To use this, put the ASCII code for a character on the stack, and call it:

65 cput

Will display an ‘A’.

This is useful, but it’s not really “hello world” yet.

To do that, we could do a long series of cput, one for each character, but that is very clumsy, and not really a good or concise approach. It did prompt me to make a new primitive, though.
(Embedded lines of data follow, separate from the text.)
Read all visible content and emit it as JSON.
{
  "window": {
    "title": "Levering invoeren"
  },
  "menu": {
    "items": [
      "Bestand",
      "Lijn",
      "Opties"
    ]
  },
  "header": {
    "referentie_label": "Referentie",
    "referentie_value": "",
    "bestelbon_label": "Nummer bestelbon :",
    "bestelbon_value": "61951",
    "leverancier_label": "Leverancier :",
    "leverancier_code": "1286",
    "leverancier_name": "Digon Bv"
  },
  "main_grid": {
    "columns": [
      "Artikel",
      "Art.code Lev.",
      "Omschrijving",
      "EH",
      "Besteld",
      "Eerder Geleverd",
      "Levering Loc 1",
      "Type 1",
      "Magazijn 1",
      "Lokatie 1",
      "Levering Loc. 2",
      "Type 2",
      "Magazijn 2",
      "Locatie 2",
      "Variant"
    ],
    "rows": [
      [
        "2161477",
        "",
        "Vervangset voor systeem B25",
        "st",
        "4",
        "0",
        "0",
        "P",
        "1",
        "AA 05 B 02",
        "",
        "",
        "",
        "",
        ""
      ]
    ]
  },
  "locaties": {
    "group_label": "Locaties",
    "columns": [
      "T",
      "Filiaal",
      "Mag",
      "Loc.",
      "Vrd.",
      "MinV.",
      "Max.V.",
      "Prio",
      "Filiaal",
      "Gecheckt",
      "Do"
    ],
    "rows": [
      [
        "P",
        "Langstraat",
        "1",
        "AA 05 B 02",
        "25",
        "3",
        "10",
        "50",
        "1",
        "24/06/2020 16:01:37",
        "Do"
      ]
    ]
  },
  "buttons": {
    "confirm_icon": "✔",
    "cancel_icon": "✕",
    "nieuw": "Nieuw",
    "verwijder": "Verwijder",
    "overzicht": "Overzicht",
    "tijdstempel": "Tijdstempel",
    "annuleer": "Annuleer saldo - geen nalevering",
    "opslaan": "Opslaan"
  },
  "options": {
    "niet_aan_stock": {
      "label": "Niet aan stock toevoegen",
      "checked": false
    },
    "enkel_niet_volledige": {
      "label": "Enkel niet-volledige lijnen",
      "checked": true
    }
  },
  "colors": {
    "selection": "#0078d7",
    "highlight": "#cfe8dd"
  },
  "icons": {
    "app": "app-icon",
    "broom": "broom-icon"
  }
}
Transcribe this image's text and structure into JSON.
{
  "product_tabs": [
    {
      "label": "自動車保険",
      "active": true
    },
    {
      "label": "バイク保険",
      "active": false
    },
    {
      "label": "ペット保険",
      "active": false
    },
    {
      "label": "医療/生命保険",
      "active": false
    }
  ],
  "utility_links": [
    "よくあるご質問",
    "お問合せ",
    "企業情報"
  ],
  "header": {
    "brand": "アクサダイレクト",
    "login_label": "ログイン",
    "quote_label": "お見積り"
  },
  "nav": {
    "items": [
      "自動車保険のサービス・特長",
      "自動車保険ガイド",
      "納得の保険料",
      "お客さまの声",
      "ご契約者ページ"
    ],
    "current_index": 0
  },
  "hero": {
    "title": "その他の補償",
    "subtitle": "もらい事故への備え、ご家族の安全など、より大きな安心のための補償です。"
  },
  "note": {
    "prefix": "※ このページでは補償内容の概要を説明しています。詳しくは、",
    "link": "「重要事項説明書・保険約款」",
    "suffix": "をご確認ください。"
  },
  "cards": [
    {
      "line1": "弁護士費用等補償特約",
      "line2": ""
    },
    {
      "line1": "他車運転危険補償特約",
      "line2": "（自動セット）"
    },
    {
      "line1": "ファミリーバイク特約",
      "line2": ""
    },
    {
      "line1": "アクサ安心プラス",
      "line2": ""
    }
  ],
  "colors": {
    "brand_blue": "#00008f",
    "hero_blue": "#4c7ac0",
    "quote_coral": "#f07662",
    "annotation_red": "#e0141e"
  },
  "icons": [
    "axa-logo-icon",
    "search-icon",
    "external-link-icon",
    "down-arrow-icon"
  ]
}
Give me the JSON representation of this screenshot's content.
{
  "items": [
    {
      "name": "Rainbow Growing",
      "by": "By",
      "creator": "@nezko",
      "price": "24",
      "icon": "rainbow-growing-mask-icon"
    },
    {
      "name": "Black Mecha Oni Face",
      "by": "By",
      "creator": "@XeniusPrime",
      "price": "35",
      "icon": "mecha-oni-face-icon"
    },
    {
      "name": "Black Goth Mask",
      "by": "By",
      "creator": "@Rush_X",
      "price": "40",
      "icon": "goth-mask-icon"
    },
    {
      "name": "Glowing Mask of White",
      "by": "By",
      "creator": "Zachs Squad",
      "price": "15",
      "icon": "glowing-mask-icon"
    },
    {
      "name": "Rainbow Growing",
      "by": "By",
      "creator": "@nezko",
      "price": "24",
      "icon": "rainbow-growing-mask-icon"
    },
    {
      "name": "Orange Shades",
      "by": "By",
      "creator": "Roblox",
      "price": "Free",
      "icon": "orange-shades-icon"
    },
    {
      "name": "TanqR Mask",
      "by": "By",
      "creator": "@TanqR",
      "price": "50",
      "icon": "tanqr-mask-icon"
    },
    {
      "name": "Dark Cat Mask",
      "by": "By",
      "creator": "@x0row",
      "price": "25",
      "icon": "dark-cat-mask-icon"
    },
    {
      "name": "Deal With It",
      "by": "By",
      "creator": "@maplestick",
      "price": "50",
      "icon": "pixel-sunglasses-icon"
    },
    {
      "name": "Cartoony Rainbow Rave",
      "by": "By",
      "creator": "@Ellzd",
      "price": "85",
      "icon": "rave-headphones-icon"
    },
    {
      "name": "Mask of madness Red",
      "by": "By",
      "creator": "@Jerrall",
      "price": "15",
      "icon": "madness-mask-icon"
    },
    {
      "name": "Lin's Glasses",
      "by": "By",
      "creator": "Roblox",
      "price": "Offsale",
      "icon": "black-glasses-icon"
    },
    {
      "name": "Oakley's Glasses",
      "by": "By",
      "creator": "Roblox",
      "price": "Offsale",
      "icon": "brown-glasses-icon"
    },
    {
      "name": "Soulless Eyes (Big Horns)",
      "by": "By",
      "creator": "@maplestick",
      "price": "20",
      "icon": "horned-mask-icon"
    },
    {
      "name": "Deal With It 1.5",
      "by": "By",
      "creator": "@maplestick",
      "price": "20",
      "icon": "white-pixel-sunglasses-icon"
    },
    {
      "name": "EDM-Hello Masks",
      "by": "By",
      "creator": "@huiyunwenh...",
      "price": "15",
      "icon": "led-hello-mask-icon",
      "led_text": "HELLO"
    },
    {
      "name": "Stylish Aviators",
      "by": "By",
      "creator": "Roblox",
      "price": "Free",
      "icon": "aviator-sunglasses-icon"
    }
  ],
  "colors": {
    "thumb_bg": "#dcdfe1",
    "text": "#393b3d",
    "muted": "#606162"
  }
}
I defined ‘prim_each_c’ (and bound it to the ELIUS word eachc) to loop through each character of a string in the string pool, push it onto the stack, and call some supplied code:

void prim-each_c(void) {
  address code = pop();
  address string = pop();
  int len = word_read(string + PENT_LEN);
  for (int i = 0; i < len; ++i) {

Now I can define some more ELIUS:

[[cput] eachc] [print] def
[print 10 cput] [println] def

We now have two useful words to print a string either with or without a newline at the end.

To test how well this sort of thing works, I also added a simple read-eval-print-loop (REPL) which grabs entered characters and places them in the input buffer until return is pressed, at which point it evaluates the buffer, dumps the stack, and waits for more input.